Adzan Terakhir Bilal
Selang beberapa waktu usai Nabi Muhammad saw wafat, sahabat Bilal ra. menghadap
Sayyidina Abu Bakar ra untuk meminta izin meninggalkan Madinah dan pindah ke wilayah Syam.
“Apa alasanmu wahai Bilal?” tanya Abu Bakar Asshidiq ra.

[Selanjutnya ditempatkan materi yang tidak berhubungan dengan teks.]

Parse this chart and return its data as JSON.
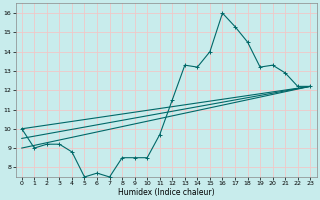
{
  "xlabel": "Humidex (Indice chaleur)",
  "xlim": [
    -0.5,
    23.5
  ],
  "ylim": [
    7.5,
    16.5
  ],
  "xticks": [
    0,
    1,
    2,
    3,
    4,
    5,
    6,
    7,
    8,
    9,
    10,
    11,
    12,
    13,
    14,
    15,
    16,
    17,
    18,
    19,
    20,
    21,
    22,
    23
  ],
  "yticks": [
    8,
    9,
    10,
    11,
    12,
    13,
    14,
    15,
    16
  ],
  "bg_color": "#c8ecec",
  "grid_color": "#f0c8c8",
  "line_color": "#006868",
  "line1_x": [
    0,
    1,
    2,
    3,
    4,
    5,
    6,
    7,
    8,
    9,
    10,
    11,
    12,
    13,
    14,
    15,
    16,
    17,
    18,
    19,
    20,
    21,
    22,
    23
  ],
  "line1_y": [
    10,
    9,
    9.2,
    9.2,
    8.8,
    7.5,
    7.7,
    7.5,
    8.5,
    8.5,
    8.5,
    9.7,
    11.5,
    13.3,
    13.2,
    14.0,
    16.0,
    15.3,
    14.5,
    13.2,
    13.3,
    12.9,
    12.2,
    12.2
  ],
  "line2_x": [
    0,
    23
  ],
  "line2_y": [
    10.0,
    12.2
  ],
  "line3_x": [
    0,
    23
  ],
  "line3_y": [
    9.5,
    12.2
  ],
  "line4_x": [
    0,
    23
  ],
  "line4_y": [
    9.0,
    12.2
  ]
}
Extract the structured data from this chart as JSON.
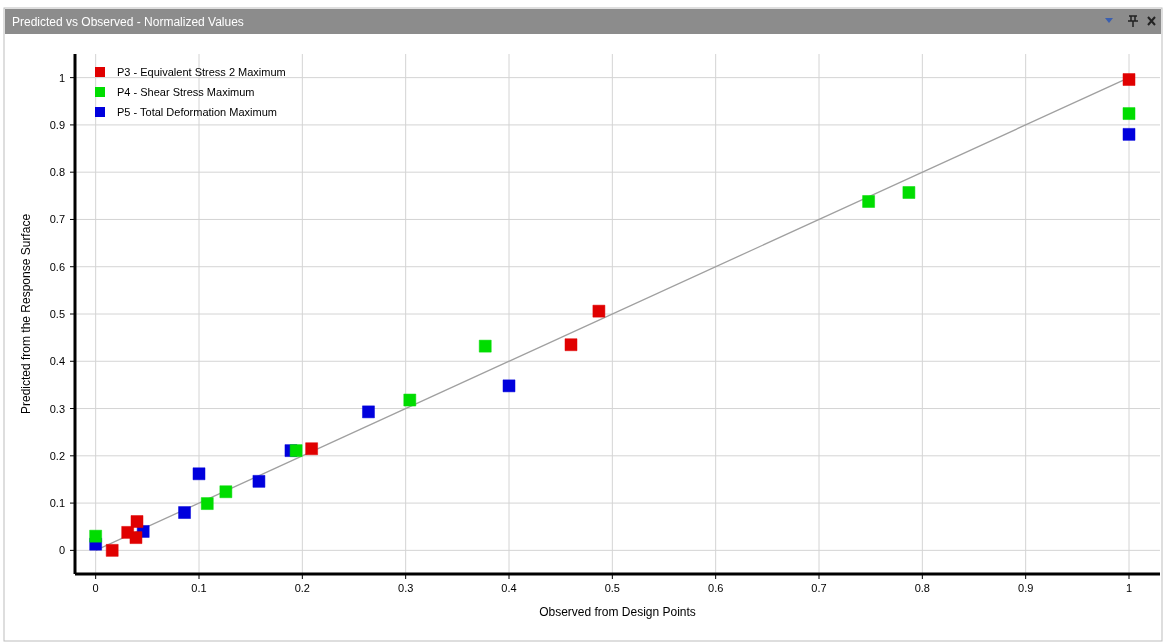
{
  "chart_data": {
    "type": "scatter",
    "title": "Predicted vs Observed - Normalized Values",
    "xlabel": "Observed from Design Points",
    "ylabel": "Predicted from the Response Surface",
    "xlim": [
      -0.02,
      1.03
    ],
    "ylim": [
      -0.05,
      1.05
    ],
    "xticks": [
      0,
      0.1,
      0.2,
      0.3,
      0.4,
      0.5,
      0.6,
      0.7,
      0.8,
      0.9,
      1
    ],
    "yticks": [
      0,
      0.1,
      0.2,
      0.3,
      0.4,
      0.5,
      0.6,
      0.7,
      0.8,
      0.9,
      1
    ],
    "grid": true,
    "legend": "top left",
    "marker": "square",
    "series": [
      {
        "type": "line",
        "marker": "none",
        "color": "#a0a0a0",
        "x": [
          0,
          1
        ],
        "values": [
          0,
          1
        ]
      },
      {
        "name": "P3 - Equivalent Stress 2 Maximum",
        "color": "#e00000",
        "x": [
          0.016,
          0.031,
          0.04,
          0.039,
          0.209,
          0.46,
          0.487,
          1
        ],
        "values": [
          0,
          0.038,
          0.061,
          0.027,
          0.215,
          0.435,
          0.506,
          0.996
        ]
      },
      {
        "name": "P4 - Shear Stress Maximum",
        "color": "#00dd00",
        "x": [
          0,
          0.108,
          0.126,
          0.194,
          0.304,
          0.377,
          0.748,
          0.787,
          1
        ],
        "values": [
          0.03,
          0.099,
          0.124,
          0.211,
          0.318,
          0.432,
          0.738,
          0.757,
          0.924
        ]
      },
      {
        "name": "P5 - Total Deformation Maximum",
        "color": "#0000dd",
        "x": [
          0,
          0.046,
          0.086,
          0.1,
          0.158,
          0.189,
          0.264,
          0.4,
          1
        ],
        "values": [
          0.013,
          0.04,
          0.08,
          0.162,
          0.146,
          0.211,
          0.293,
          0.348,
          0.88
        ]
      }
    ]
  }
}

"Di sini terlalu banyak kenangan bersama Rasulullah, sehingga ketika menatap setiap
sesuatu yang pernah Rasulullah ‘sentuh’ , di situ ada bayangan yang mulia, sehingga hatiku terlalu
rapuh dan mata ini terlalu berat untuk tidak menangis karena kecintaan yang begitu agung dan
tulus,” jawab Bilal.
Setelah diizinkan, Bilal kemudian menetap di desa Bidariyan, dekat dengan Syam. Bilal pun
tak lagi mengumandangkan azan. Bukan enggan, tetapi karena tak kuat bila sampai lafal “ Asyhadu
anna muhammadan rasulullah”. Perasaannya berkecamuk dan tak kuasa menahan air mata, teringat
akan Rasulullah saw.
Syahdan, di zaman khalifah Umar bin Khattab yang diangkat untuk menggantikan Abu Bakar
yang telah wafat, pada suatu hari, Bilal bermimpi melihat Nabi. Rasulullah SAW berkata kepada Bilal,
"Engkau tega, wahai Bilal. Kenapa engkau tidak menziarahiku lagi?"

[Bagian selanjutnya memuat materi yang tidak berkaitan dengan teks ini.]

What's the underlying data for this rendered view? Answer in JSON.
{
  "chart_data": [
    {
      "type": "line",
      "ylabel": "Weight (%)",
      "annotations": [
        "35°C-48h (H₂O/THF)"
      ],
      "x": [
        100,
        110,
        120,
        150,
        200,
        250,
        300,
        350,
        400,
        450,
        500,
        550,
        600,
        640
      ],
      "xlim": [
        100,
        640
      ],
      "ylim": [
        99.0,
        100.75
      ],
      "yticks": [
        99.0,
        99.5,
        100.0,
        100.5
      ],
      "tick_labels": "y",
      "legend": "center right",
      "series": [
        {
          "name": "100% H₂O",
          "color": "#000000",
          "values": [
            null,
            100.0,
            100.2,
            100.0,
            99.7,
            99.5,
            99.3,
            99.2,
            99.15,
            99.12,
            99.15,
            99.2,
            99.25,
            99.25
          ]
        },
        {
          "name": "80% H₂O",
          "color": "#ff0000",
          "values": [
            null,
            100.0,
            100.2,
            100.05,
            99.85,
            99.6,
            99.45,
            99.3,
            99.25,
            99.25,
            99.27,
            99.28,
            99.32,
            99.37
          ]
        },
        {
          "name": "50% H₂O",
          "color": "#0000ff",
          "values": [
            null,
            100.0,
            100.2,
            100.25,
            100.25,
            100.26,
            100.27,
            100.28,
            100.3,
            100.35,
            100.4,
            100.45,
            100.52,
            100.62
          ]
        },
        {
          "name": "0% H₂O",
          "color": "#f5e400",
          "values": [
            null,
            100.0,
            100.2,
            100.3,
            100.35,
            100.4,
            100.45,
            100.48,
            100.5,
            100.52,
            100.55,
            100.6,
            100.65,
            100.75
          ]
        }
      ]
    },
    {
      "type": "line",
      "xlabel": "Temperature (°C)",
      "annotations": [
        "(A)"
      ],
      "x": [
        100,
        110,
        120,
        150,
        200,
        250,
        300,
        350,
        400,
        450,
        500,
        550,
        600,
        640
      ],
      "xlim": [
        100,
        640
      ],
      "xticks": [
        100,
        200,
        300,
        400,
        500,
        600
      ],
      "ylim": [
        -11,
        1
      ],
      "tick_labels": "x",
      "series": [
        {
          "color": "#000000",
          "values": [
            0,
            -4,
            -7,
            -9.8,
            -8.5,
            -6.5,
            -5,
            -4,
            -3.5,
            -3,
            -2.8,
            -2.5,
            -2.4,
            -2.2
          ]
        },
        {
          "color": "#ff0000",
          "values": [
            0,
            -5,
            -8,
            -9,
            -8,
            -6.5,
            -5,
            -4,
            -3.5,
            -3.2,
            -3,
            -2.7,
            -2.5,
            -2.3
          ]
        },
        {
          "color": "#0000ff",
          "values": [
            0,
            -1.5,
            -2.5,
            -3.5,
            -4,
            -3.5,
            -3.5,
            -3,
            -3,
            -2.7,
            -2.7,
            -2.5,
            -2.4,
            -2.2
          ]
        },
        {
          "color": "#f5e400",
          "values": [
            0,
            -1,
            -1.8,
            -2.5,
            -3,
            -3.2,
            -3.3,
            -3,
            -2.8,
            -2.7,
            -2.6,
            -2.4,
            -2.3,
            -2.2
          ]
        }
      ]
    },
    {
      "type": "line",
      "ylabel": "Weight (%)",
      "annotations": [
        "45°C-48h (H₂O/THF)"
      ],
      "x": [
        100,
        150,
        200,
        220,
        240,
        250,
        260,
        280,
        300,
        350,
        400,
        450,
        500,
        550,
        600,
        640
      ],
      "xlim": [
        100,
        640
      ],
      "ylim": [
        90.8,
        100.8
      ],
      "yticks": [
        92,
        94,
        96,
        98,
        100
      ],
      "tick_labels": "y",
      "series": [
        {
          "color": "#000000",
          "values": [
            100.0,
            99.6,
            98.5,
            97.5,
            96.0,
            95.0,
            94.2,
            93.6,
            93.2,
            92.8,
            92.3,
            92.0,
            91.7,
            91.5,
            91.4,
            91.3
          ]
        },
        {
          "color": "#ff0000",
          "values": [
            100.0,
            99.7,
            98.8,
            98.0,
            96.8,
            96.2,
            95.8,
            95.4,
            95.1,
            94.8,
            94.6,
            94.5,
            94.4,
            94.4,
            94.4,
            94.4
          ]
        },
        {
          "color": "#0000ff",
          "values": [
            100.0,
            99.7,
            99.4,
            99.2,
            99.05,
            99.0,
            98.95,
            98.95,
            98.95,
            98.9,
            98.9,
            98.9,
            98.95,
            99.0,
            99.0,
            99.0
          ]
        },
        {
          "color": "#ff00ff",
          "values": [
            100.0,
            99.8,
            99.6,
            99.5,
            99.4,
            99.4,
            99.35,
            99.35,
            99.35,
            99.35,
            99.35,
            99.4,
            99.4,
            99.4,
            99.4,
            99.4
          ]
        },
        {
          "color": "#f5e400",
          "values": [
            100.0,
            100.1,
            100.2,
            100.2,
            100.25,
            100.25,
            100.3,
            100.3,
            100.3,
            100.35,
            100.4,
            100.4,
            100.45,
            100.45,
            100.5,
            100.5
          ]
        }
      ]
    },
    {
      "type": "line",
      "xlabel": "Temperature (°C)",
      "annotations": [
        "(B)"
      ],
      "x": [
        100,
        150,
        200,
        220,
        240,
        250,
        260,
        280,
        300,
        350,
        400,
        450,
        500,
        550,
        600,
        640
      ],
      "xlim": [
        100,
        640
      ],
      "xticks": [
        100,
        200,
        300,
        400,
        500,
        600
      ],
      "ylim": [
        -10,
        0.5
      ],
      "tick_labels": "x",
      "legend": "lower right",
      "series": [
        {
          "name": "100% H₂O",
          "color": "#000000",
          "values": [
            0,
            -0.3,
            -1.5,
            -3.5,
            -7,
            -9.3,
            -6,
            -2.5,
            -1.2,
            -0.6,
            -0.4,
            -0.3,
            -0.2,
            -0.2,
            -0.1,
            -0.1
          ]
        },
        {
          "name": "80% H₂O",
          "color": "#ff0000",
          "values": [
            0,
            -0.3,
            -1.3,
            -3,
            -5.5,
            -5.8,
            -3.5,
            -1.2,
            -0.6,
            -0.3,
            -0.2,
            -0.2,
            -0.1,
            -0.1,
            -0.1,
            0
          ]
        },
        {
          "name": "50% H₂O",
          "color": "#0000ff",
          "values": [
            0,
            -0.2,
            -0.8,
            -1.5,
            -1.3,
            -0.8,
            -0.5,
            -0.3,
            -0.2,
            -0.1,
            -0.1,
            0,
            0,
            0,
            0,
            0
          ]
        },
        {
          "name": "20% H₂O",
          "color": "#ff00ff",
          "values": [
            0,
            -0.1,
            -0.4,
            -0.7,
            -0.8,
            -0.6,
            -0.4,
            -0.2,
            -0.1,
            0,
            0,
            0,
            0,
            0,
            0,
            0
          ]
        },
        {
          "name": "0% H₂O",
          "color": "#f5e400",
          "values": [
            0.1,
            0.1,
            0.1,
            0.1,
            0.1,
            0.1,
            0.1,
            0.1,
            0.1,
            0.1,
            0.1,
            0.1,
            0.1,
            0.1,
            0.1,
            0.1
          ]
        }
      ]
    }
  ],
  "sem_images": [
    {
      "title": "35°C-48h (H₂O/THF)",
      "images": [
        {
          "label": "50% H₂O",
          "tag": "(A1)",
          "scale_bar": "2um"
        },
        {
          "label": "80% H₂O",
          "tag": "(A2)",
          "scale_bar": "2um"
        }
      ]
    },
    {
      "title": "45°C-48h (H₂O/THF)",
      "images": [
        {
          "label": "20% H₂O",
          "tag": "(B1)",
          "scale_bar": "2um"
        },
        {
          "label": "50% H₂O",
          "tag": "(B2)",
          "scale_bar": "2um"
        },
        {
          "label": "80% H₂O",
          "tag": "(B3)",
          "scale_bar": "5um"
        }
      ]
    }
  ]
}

Bilal bergegas bangun setelah ditegur demikian, dan segera meringkasi barang- barangnya
dan berangkat ke Madinah. Sampai di sana, ia langsung ke makam Nabi dengan berurai air mata dan
menciumkan wajahnya di makam Nabi. Setelah berziarah, Bilal menghadap cucu Nabi, Hasan dan
Husain. Keduanya mengatakan kepada Bilal, "Kami ingin mendengarkan azan-mu, hai muazin Nabi,
sebagaimana pada masa Rasulullah."
Bilal pun naik ke menara, sesaat kemudian terdengar suara adzan khas bilal yang mampu
menggetarkan kota. Penduduk kota Madinah tersentak kaget, dan puncaknya ketika sampai pada
kalimat asyhadu anna muhammadan rasulullah, Bilal tak sanggup melanjutkannya. Sementara itu,
hampir semua penduduk Madinah keluar dari rumah, menuju ke masjid sambil meneriakan kata:
“Apakah Rasulullah diutus kembali?” Sesampainya di masjid, mereka menangis bersama, tangis
penuh kerinduan, rasa kangen kepada sang kekasih mulia, Nabi Muhammad saw.